Turning green into gold
The real winners in the new economic environment will be those who recognize that developing sustainable business practices is fundamental to saving money now and preparing for the future.
These leaders will seek out cost-effective, sustainable business opportunities to reduce environmental impact and business costs while identifying new opportunities to increase market share. A survey by Aberdeen group showed that the top green supply chain organizations had on average reduced supply chain energy costs by six percent in one year. Other supply chain costs had reduced on average by two percent. At the other end of the scale, laggards saw overall increases in supply chain costs.

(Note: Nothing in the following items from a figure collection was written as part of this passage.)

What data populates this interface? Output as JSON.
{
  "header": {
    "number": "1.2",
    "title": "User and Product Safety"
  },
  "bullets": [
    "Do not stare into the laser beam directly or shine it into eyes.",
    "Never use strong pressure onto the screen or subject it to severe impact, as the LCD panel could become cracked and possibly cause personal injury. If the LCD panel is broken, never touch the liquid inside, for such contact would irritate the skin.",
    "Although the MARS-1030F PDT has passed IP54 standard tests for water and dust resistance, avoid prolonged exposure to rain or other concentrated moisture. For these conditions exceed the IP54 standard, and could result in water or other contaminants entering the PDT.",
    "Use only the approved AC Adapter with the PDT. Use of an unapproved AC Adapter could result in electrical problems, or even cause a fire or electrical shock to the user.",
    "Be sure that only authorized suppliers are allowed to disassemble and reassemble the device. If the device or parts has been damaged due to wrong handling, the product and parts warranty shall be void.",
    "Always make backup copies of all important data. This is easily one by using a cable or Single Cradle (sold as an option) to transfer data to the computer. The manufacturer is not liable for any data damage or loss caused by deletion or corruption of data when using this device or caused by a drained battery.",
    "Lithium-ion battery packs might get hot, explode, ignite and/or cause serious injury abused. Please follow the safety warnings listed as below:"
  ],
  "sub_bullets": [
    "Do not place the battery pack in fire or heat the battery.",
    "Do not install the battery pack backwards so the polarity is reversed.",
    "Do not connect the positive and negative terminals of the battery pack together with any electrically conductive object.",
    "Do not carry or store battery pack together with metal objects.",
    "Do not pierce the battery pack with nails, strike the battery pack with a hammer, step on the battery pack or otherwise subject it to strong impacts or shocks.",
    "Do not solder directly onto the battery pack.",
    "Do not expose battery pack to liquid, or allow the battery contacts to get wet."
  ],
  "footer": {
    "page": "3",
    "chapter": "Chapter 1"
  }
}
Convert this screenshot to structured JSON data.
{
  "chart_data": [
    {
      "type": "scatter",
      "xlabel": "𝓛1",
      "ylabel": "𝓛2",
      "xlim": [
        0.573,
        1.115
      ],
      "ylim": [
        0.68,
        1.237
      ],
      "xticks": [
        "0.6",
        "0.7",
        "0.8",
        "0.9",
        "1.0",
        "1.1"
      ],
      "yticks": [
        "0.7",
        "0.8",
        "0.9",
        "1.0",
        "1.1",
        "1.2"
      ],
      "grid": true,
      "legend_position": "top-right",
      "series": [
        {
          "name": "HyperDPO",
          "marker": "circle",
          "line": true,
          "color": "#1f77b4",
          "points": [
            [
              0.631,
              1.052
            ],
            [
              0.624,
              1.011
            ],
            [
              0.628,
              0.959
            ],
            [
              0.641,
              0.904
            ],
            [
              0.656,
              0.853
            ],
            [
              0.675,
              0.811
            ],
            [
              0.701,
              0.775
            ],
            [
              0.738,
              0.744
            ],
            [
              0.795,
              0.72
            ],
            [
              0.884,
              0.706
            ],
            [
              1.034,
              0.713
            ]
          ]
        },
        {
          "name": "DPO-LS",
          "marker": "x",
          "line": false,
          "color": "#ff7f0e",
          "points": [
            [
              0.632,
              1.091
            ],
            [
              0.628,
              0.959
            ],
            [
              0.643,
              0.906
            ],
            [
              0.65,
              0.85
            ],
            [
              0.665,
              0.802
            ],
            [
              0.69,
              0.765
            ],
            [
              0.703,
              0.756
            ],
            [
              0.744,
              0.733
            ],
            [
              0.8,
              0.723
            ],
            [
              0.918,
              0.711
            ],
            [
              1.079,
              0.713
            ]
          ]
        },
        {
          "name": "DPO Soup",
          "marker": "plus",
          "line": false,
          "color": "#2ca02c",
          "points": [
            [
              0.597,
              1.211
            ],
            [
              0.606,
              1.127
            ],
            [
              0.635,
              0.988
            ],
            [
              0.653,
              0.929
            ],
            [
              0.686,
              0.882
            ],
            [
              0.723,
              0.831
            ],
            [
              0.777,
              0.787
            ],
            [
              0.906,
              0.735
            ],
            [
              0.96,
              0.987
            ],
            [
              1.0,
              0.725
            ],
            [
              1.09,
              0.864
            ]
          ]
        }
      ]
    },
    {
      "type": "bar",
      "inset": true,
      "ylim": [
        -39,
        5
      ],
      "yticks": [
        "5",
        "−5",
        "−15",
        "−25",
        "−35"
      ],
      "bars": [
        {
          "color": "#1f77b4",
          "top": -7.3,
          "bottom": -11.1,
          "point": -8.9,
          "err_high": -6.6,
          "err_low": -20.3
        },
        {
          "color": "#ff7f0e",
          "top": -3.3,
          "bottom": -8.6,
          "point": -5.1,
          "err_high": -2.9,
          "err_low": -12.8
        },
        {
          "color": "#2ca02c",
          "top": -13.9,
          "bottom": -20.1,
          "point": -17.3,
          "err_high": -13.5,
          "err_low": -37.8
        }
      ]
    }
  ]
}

In addition, environmentally responsible and energy efficient products are one of the few market sectors currently recording growth. So businesses that focus on process improvement, cost control, product and service innovation and reducing environmental impact will position themselves for leadership now and in the future.
Keith Burgess and Simon Glass are management consultants for IBM Global Business Services. They work with clients across a wide range of industries to identify opportunities to promote sustainable business practices, particularly in supply-chain management, as a fundamental element of core business strategy.